Ronen Ginzburg רונן גינזבורג

Personal information
- Born: 19 September 1963 (age 62) Tel Aviv, Israel

Career information
- Playing career: 1981–1995
- Position: Head coach
- Coaching career: 2000–present

Career history

Playing
- 1981–1995: Beitar Tel Aviv

Coaching
- 2000–2001: Bnei Herzliya
- 2001–2004: A.S. Ramat HaSharon
- 2004–2005: Bnei HaSharon
- 2005–2006: Maccabi Givat Shmuel
- 2006–2010: ČEZ Nymburk (assistant)
- 2011–2017: ČEZ Nymburk
- 2013–2023: Czech Republic
- 2023–2024: Prometey
- 2024–2025: Kawasaki Brave Thunders
- 2025–2026: Anwil Włocławek

= Ronen Ginzburg =

Israeli basketball coach

Ronen "Neno" Ginzburg (רונן "ננו" גינזבורג; born 19 September 1963) is an Israeli-Czech professional basketball coach.
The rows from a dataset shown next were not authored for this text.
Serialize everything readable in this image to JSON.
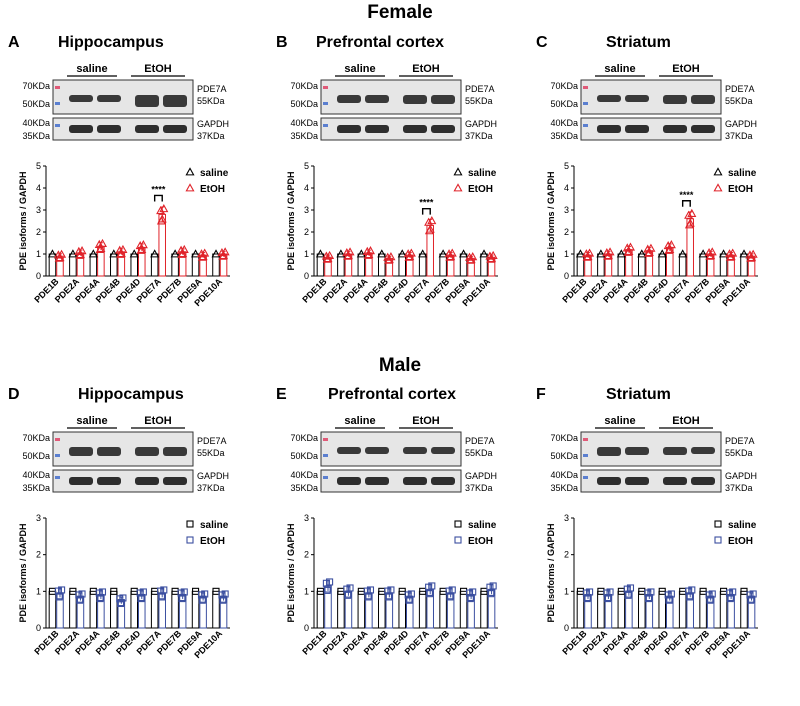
{
  "figure": {
    "female_title": "Female",
    "male_title": "Male"
  },
  "labels": {
    "group_header_saline": "saline",
    "group_header_etoh": "EtOH",
    "mw_70": "70KDa",
    "mw_50": "50KDa",
    "mw_40": "40KDa",
    "mw_35": "35KDa",
    "band_pde7a": "PDE7A",
    "band_55": "55KDa",
    "band_gapdh": "GAPDH",
    "band_37": "37KDa"
  },
  "colors": {
    "saline": "#000000",
    "etoh_female": "#e0232a",
    "etoh_male": "#3b4fa0",
    "blot_bg": "#e6e6e6",
    "band": "#1a1a1a"
  },
  "panels": [
    {
      "letter": "A",
      "title": "Hippocampus",
      "sex": "female",
      "marker": "triangle"
    },
    {
      "letter": "B",
      "title": "Prefrontal cortex",
      "sex": "female",
      "marker": "triangle"
    },
    {
      "letter": "C",
      "title": "Striatum",
      "sex": "female",
      "marker": "triangle"
    },
    {
      "letter": "D",
      "title": "Hippocampus",
      "sex": "male",
      "marker": "square"
    },
    {
      "letter": "E",
      "title": "Prefrontal cortex",
      "sex": "male",
      "marker": "square"
    },
    {
      "letter": "F",
      "title": "Striatum",
      "sex": "male",
      "marker": "square"
    }
  ],
  "chart_data": [
    {
      "type": "bar",
      "panel": "A",
      "categories": [
        "PDE1B",
        "PDE2A",
        "PDE4A",
        "PDE4B",
        "PDE4D",
        "PDE7A",
        "PDE7B",
        "PDE9A",
        "PDE10A"
      ],
      "ylabel": "PDE isoforms / GAPDH",
      "ylim": [
        0,
        5
      ],
      "yticks": [
        0,
        1,
        2,
        3,
        4,
        5
      ],
      "legend_position": "top-right",
      "series": [
        {
          "name": "saline",
          "values": [
            1,
            1,
            1,
            1,
            1,
            1,
            1,
            1,
            1
          ]
        },
        {
          "name": "EtOH",
          "values": [
            0.9,
            1.05,
            1.35,
            1.1,
            1.3,
            2.8,
            1.1,
            0.95,
            1.0
          ]
        }
      ],
      "significance": {
        "category": "PDE7A",
        "label": "****"
      }
    },
    {
      "type": "bar",
      "panel": "B",
      "categories": [
        "PDE1B",
        "PDE2A",
        "PDE4A",
        "PDE4B",
        "PDE4D",
        "PDE7A",
        "PDE7B",
        "PDE9A",
        "PDE10A"
      ],
      "ylabel": "PDE isoforms / GAPDH",
      "ylim": [
        0,
        5
      ],
      "yticks": [
        0,
        1,
        2,
        3,
        4,
        5
      ],
      "legend_position": "top-right",
      "series": [
        {
          "name": "saline",
          "values": [
            1,
            1,
            1,
            1,
            1,
            1,
            1,
            1,
            1
          ]
        },
        {
          "name": "EtOH",
          "values": [
            0.85,
            1.0,
            1.05,
            0.8,
            0.95,
            2.3,
            0.95,
            0.8,
            0.85
          ]
        }
      ],
      "significance": {
        "category": "PDE7A",
        "label": "****"
      }
    },
    {
      "type": "bar",
      "panel": "C",
      "categories": [
        "PDE1B",
        "PDE2A",
        "PDE4A",
        "PDE4B",
        "PDE4D",
        "PDE7A",
        "PDE7B",
        "PDE9A",
        "PDE10A"
      ],
      "ylabel": "PDE isoforms / GAPDH",
      "ylim": [
        0,
        5
      ],
      "yticks": [
        0,
        1,
        2,
        3,
        4,
        5
      ],
      "legend_position": "top-right",
      "series": [
        {
          "name": "saline",
          "values": [
            1,
            1,
            1,
            1,
            1,
            1,
            1,
            1,
            1
          ]
        },
        {
          "name": "EtOH",
          "values": [
            0.95,
            1.0,
            1.2,
            1.15,
            1.3,
            2.6,
            1.0,
            0.95,
            0.9
          ]
        }
      ],
      "significance": {
        "category": "PDE7A",
        "label": "****"
      }
    },
    {
      "type": "bar",
      "panel": "D",
      "categories": [
        "PDE1B",
        "PDE2A",
        "PDE4A",
        "PDE4B",
        "PDE4D",
        "PDE7A",
        "PDE7B",
        "PDE9A",
        "PDE10A"
      ],
      "ylabel": "PDE isoforms / GAPDH",
      "ylim": [
        0,
        3
      ],
      "yticks": [
        0,
        1,
        2,
        3
      ],
      "legend_position": "top-right",
      "series": [
        {
          "name": "saline",
          "values": [
            1,
            1,
            1,
            1,
            1,
            1,
            1,
            1,
            1
          ]
        },
        {
          "name": "EtOH",
          "values": [
            0.95,
            0.85,
            0.9,
            0.75,
            0.9,
            0.95,
            0.9,
            0.85,
            0.85
          ]
        }
      ]
    },
    {
      "type": "bar",
      "panel": "E",
      "categories": [
        "PDE1B",
        "PDE2A",
        "PDE4A",
        "PDE4B",
        "PDE4D",
        "PDE7A",
        "PDE7B",
        "PDE9A",
        "PDE10A"
      ],
      "ylabel": "PDE isoforms / GAPDH",
      "ylim": [
        0,
        3
      ],
      "yticks": [
        0,
        1,
        2,
        3
      ],
      "legend_position": "top-right",
      "series": [
        {
          "name": "saline",
          "values": [
            1,
            1,
            1,
            1,
            1,
            1,
            1,
            1,
            1
          ]
        },
        {
          "name": "EtOH",
          "values": [
            1.15,
            1.0,
            0.95,
            0.95,
            0.85,
            1.05,
            0.95,
            0.9,
            1.05
          ]
        }
      ]
    },
    {
      "type": "bar",
      "panel": "F",
      "categories": [
        "PDE1B",
        "PDE2A",
        "PDE4A",
        "PDE4B",
        "PDE4D",
        "PDE7A",
        "PDE7B",
        "PDE9A",
        "PDE10A"
      ],
      "ylabel": "PDE isoforms / GAPDH",
      "ylim": [
        0,
        3
      ],
      "yticks": [
        0,
        1,
        2,
        3
      ],
      "legend_position": "top-right",
      "series": [
        {
          "name": "saline",
          "values": [
            1,
            1,
            1,
            1,
            1,
            1,
            1,
            1,
            1
          ]
        },
        {
          "name": "EtOH",
          "values": [
            0.9,
            0.9,
            1.0,
            0.9,
            0.85,
            0.95,
            0.85,
            0.9,
            0.85
          ]
        }
      ]
    }
  ]
}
He was head coach of the Czech Republic national team from November 2013 until July 2023, coaching them at the EuroBasket in 2015, 2017, and 2022, as well as the 2019 FIBA World Cup, and 2020 Summer Olympics. Born in Israel, he was granted Czech citizenship in October 2020.